By Alyssa Schnugg
News editor
alyssa.schnugg@hottytoddy.com
After a better part of a year of back and forth negotiations, the Oxford and Lafayette County school districts have reached an agreement on the management of the School of Applied Technology — at least for the 2020-2021 school year.
The Oxford School District Board of Trustees signed the latest version of the agreement sent to them by the Lafayette County School District during their regular meeting Monday evening. While the agreement states it is a three-year agreement, Superintendent Brian Harvey pointed out the current board cannot bind future boards to contracts.
The Lafayette County School Board signed the agreement last week and sent it on to the OSD for its consideration. No changes or additions were made by the Oxford trustees who approved the contract unanimously as presented by Lafayette.
The contract approved Monday has The Tech space shared “equally” by the two districts. Both districts already equally own the property and the building that the school occupies.
“Each school district may use any portions of the facility to provide whatever instructional programming it deems appropriate to its educational mission as long as it is a career and technical education program,” the agreement states.
Students from both school districts will have equal access to all classes offered at The Tech. Lafayette will ensure its teachers stay late in accordance with Oxford’s bell schedule and Oxford will ensure its teachers arrive by 8 a.m. in accordance to Lafayette’s bell schedule.
Lafayette will hire an employee to perform janitorial services and an administrative assistant and Oxford will pay half of those salaries. An administrator from each district will have an office at the school.
In June 2019, the OSD notified the LCSD of its intent to withdraw from the consortium that allows the districts to receive reimbursements from the state for teacher salaries. The OSD wants its own Career Technology Education program so it can receive funding from the state for its program and teachers’ salaries.
The current consortium will end on June 30 and there will no longer be one combined governing board.
Harvey recommended signing the agreement to the board members Monday.
“It meets both districts’ short-term needs and long-term direction,” Harvey said. “It allows Lafayette to maintain all of the programming and control of its programming.
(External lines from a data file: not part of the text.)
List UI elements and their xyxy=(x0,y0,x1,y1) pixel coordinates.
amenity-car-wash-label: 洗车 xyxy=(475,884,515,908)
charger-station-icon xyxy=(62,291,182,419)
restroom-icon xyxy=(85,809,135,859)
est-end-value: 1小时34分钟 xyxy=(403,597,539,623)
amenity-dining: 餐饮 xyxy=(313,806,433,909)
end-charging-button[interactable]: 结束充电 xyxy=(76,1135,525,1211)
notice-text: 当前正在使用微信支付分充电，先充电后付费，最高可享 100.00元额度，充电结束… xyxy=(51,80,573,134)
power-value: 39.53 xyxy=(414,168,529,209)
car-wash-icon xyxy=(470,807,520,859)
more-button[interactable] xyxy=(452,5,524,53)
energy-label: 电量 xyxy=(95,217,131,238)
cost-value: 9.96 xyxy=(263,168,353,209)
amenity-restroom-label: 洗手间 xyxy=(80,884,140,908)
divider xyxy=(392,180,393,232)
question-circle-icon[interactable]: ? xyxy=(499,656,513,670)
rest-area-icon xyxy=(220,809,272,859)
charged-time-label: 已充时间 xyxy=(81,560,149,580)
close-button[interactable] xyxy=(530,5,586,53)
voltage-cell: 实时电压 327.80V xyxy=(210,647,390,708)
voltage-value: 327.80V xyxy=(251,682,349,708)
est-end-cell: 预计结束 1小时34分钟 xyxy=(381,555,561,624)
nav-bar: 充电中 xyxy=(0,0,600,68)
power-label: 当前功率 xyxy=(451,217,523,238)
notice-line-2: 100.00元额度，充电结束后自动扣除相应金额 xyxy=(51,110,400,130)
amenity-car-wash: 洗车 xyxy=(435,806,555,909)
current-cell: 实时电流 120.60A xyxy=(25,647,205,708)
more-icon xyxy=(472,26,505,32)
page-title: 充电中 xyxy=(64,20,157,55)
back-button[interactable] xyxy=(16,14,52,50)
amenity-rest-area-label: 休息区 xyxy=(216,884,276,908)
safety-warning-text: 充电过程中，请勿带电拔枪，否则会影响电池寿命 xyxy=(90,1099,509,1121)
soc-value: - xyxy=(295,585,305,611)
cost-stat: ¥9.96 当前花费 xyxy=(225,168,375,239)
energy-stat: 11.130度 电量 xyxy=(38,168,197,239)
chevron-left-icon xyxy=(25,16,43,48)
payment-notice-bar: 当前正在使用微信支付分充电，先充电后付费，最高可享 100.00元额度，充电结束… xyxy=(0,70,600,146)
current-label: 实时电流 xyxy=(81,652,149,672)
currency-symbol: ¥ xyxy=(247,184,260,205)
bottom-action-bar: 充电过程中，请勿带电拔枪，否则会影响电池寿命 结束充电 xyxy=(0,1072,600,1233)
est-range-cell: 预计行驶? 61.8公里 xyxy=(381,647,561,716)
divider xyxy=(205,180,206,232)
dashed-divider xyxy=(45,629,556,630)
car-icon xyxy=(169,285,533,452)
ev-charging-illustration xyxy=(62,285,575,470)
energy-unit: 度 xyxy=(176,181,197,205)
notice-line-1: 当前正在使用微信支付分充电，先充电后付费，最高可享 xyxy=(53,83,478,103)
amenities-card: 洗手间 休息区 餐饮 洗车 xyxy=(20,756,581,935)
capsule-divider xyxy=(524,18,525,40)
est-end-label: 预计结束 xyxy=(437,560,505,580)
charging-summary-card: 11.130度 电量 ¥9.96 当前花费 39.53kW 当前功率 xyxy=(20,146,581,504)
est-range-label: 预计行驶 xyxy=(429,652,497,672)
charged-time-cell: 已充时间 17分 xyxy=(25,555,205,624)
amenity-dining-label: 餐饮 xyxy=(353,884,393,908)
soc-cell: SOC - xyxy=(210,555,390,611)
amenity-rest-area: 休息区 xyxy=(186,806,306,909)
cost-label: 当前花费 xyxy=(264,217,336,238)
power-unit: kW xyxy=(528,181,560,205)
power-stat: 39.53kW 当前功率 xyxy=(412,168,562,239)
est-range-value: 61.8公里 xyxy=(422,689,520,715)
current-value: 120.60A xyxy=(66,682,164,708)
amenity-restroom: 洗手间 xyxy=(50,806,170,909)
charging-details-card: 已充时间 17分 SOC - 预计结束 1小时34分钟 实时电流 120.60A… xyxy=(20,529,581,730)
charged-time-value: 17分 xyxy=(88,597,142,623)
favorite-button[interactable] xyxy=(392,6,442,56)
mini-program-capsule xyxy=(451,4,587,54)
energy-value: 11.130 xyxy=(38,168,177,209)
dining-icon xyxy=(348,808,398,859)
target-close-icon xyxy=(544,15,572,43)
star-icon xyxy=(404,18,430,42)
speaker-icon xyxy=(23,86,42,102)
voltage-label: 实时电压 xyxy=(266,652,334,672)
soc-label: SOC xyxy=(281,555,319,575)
It also allows our students to continue to attend with the same guaranteed number of slots we have now … It also allows our students the full block of instruction and that is better than our students (attending The Tech) have ever had.”
The board also made it clear that in the long term, it is the district’s goal to eventually move away from sending students to The Tech and offer Oxford students the same CTE courses on the OSD campus.
“It provides us with a timeline for a potential withdrawal from the facility and an investigation in how we can build some of these programs on our own campus,” Harvey said. “Of which the positive nature is that we will have more kids who will enroll in those programs if they do not have to get a bus and drive over there because they’ll be on our campus.”